Welcome to my Blog!

This was originally intended for those who have AML & stumbled across my blog in their search for information or survivors. I also used this to keep in touch with the real world, my support system was vital in my recovery and I also used it to sustain some form of sanity. I am a realist, and I have learned this has been and always will be a fight for my life. The initial leukemia battle is still here in the archives for all my fellow AML Warriors. There is so much information and no one wants to tell you. If you are just starting your treatment you may not even think to ask questions just because you are so sick. Please checkout my archives but start back in September 2008 and work your way towards today. There is a lot to read and a ton of type-o's, but it is all there the good the bad and the ugly. I challenged the Doc's, I always asked questions and pushed them for answers even if I did not like them.

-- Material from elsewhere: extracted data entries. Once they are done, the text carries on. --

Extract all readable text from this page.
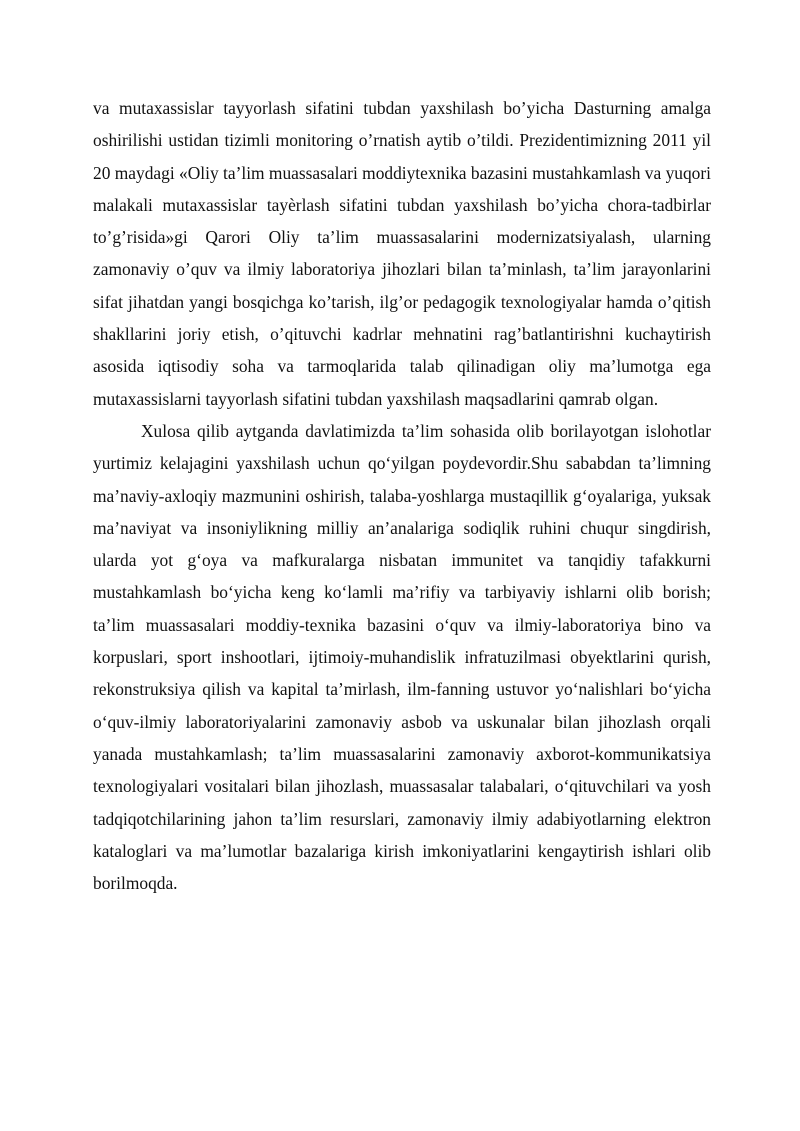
va mutaxassislar tayyorlash sifatini tubdan yaxshilash bo’yicha Dasturning amalga oshirilishi ustidan tizimli monitoring o’rnatish aytib o’tildi. Prezidentimizning 2011 yil 20 maydagi «Oliy ta’lim muassasalari moddiytexnika bazasini mustahkamlash va yuqori malakali mutaxassislar tayèrlash sifatini tubdan yaxshilash bo’yicha chora-tadbirlar to’g’risida»gi Qarori Oliy ta’lim muassasalarini modernizatsiyalash, ularning zamonaviy o’quv va ilmiy laboratoriya jihozlari bilan ta’minlash, ta’lim jarayonlarini sifat jihatdan yangi bosqichga ko’tarish, ilg’or pedagogik texnologiyalar hamda o’qitish shakllarini joriy etish, o’qituvchi kadrlar mehnatini rag’batlantirishni kuchaytirish asosida iqtisodiy soha va tarmoqlarida talab qilinadigan oliy ma’lumotga ega mutaxassislarni tayyorlash sifatini tubdan yaxshilash maqsadlarini qamrab olgan.

Xulosa qilib aytganda davlatimizda ta’lim sohasida olib borilayotgan islohotlar yurtimiz kelajagini yaxshilash uchun qo‘yilgan poydevordir.Shu sababdan ta’limning ma’naviy-axloqiy mazmunini oshirish, talaba-yoshlarga mustaqillik g‘oyalariga, yuksak ma’naviyat va insoniylikning milliy an’analariga sodiqlik ruhini chuqur singdirish, ularda yot g‘oya va mafkuralarga nisbatan immunitet va tanqidiy tafakkurni mustahkamlash bo‘yicha keng ko‘lamli ma’rifiy va tarbiyaviy ishlarni olib borish; ta’lim muassasalari moddiy-texnika bazasini o‘quv va ilmiy-laboratoriya bino va korpuslari, sport inshootlari, ijtimoiy-muhandislik infratuzilmasi obyektlarini qurish, rekonstruksiya qilish va kapital ta’mirlash, ilm-fanning ustuvor yo‘nalishlari bo‘yicha o‘quv-ilmiy laboratoriyalarini zamonaviy asbob va uskunalar bilan jihozlash orqali yanada mustahkamlash; ta’lim muassasalarini zamonaviy axborot-kommunikatsiya texnologiyalari vositalari bilan jihozlash, muassasalar talabalari, o‘qituvchilari va yosh tadqiqotchilarining jahon ta’lim resurslari, zamonaviy ilmiy adabiyotlarning elektron kataloglari va ma’lumotlar bazalariga kirish imkoniyatlarini kengaytirish ishlari olib borilmoqda.
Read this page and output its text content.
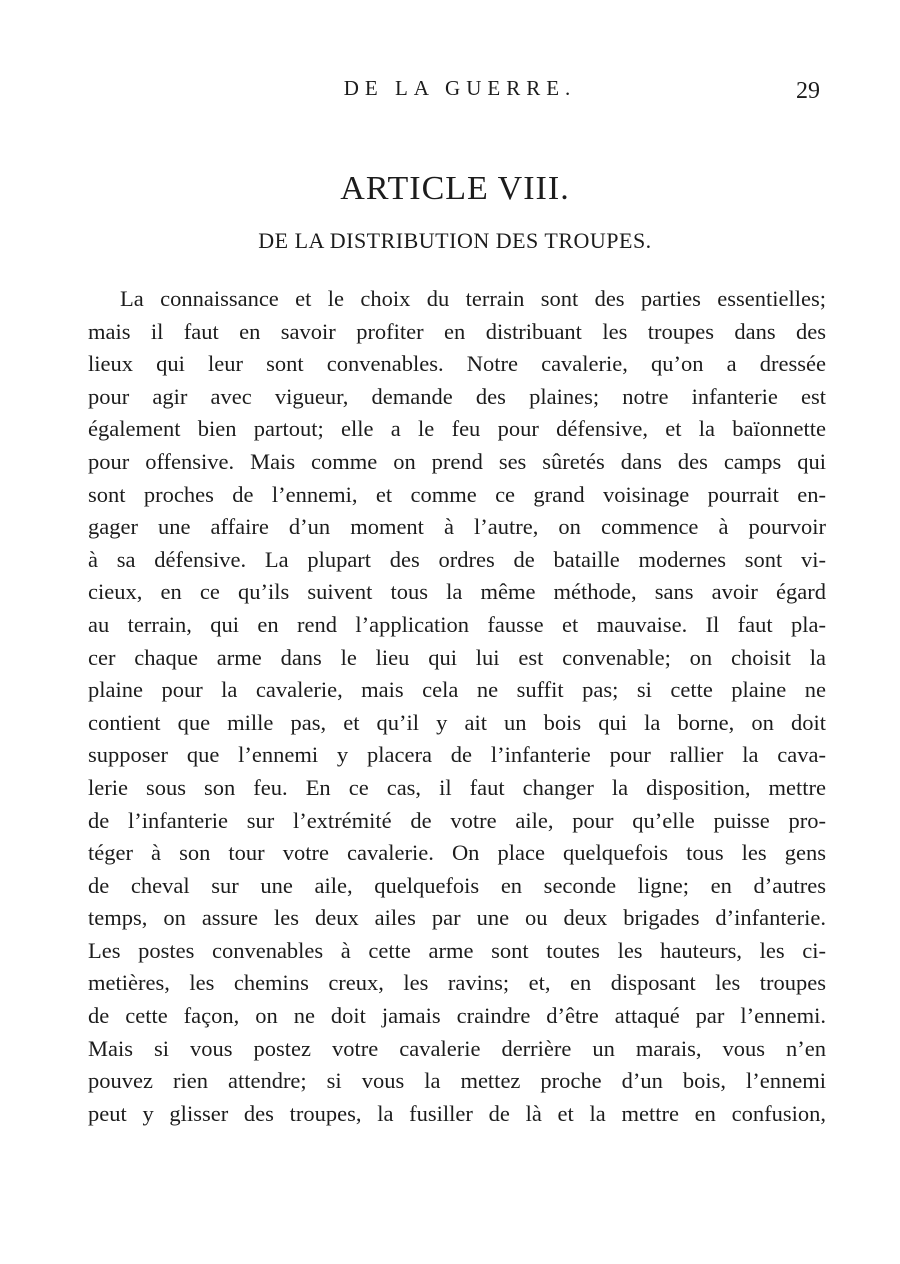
DE LA GUERRE.	29
ARTICLE VIII.
DE LA DISTRIBUTION DES TROUPES.
La connaissance et le choix du terrain sont des parties essentielles;
mais il faut en savoir profiter en distribuant les troupes dans des
lieux qui leur sont convenables. Notre cavalerie, qu’on a dressée
pour agir avec vigueur, demande des plaines; notre infanterie est
également bien partout; elle a le feu pour défensive, et la baïonnette
pour offensive. Mais comme on prend ses sûretés dans des camps qui
sont proches de l’ennemi, et comme ce grand voisinage pourrait en-
gager une affaire d’un moment à l’autre, on commence à pourvoir
à sa défensive. La plupart des ordres de bataille modernes sont vi-
cieux, en ce qu’ils suivent tous la même méthode, sans avoir égard
au terrain, qui en rend l’application fausse et mauvaise. Il faut pla-
cer chaque arme dans le lieu qui lui est convenable; on choisit la
plaine pour la cavalerie, mais cela ne suffit pas; si cette plaine ne
contient que mille pas, et qu’il y ait un bois qui la borne, on doit
supposer que l’ennemi y placera de l’infanterie pour rallier la cava-
lerie sous son feu. En ce cas, il faut changer la disposition, mettre
de l’infanterie sur l’extrémité de votre aile, pour qu’elle puisse pro-
téger à son tour votre cavalerie. On place quelquefois tous les gens
de cheval sur une aile, quelquefois en seconde ligne; en d’autres
temps, on assure les deux ailes par une ou deux brigades d’infanterie.
Les postes convenables à cette arme sont toutes les hauteurs, les ci-
metières, les chemins creux, les ravins; et, en disposant les troupes
de cette façon, on ne doit jamais craindre d’être attaqué par l’ennemi.
Mais si vous postez votre cavalerie derrière un marais, vous n’en
pouvez rien attendre; si vous la mettez proche d’un bois, l’ennemi
peut y glisser des troupes, la fusiller de là et la mettre en confusion,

The Docs are not used to that so if you can, I encourage you to challenge them. They need to remember that although you are very sick you are not dead! My Blog content has morphed over the years. It's all about my life experiences, definitely my opinions and the lifelong impacts of the disease that pop up from time to time. I am a Gen Xer & I have a lot to say about everything. Rarely do I hold back or turn on a sensitivity sensor. I post regularly on Facebook nowadays just because it is faster. I welcome your comments, questions or feedback.





Tuesday, February 24, 2009

February 24, 2009

Here are my Lab Updates from Friday & today:
Day----WBC----ANC--------Hgb--------PLT---- Transfusions
30 Jan---150-----2.8----1000---------10.4----------85------------N/A
2 Feb---153-----36.4----31700--------10.6---------131------------N/A
4 Feb---155-----3.9-----????---------9.9----------160------------N/A
6 Feb---157-----3.2-----1500---------10.0---------190------------N/A
9 Feb---160-----6.0-----4000---------11.8---------262------------N/A
12 Feb---163-----3.1----1810---------10.3---------257------------N/A
17 Feb---168-----2.3----1400----------9.4---------246------------N/A
20 Feb---171-----3.1----2200----------9.4---------177------------N/A
24 Feb---175-----2.4----1800---------10.5----------97------------N/A

As I told you in my post on Friday Brandon has been sick, I was finally able to get him into the Dr. this morning. They gave him a breathing treatment & a few prescriptions. His Dr. believes he has bronchitis.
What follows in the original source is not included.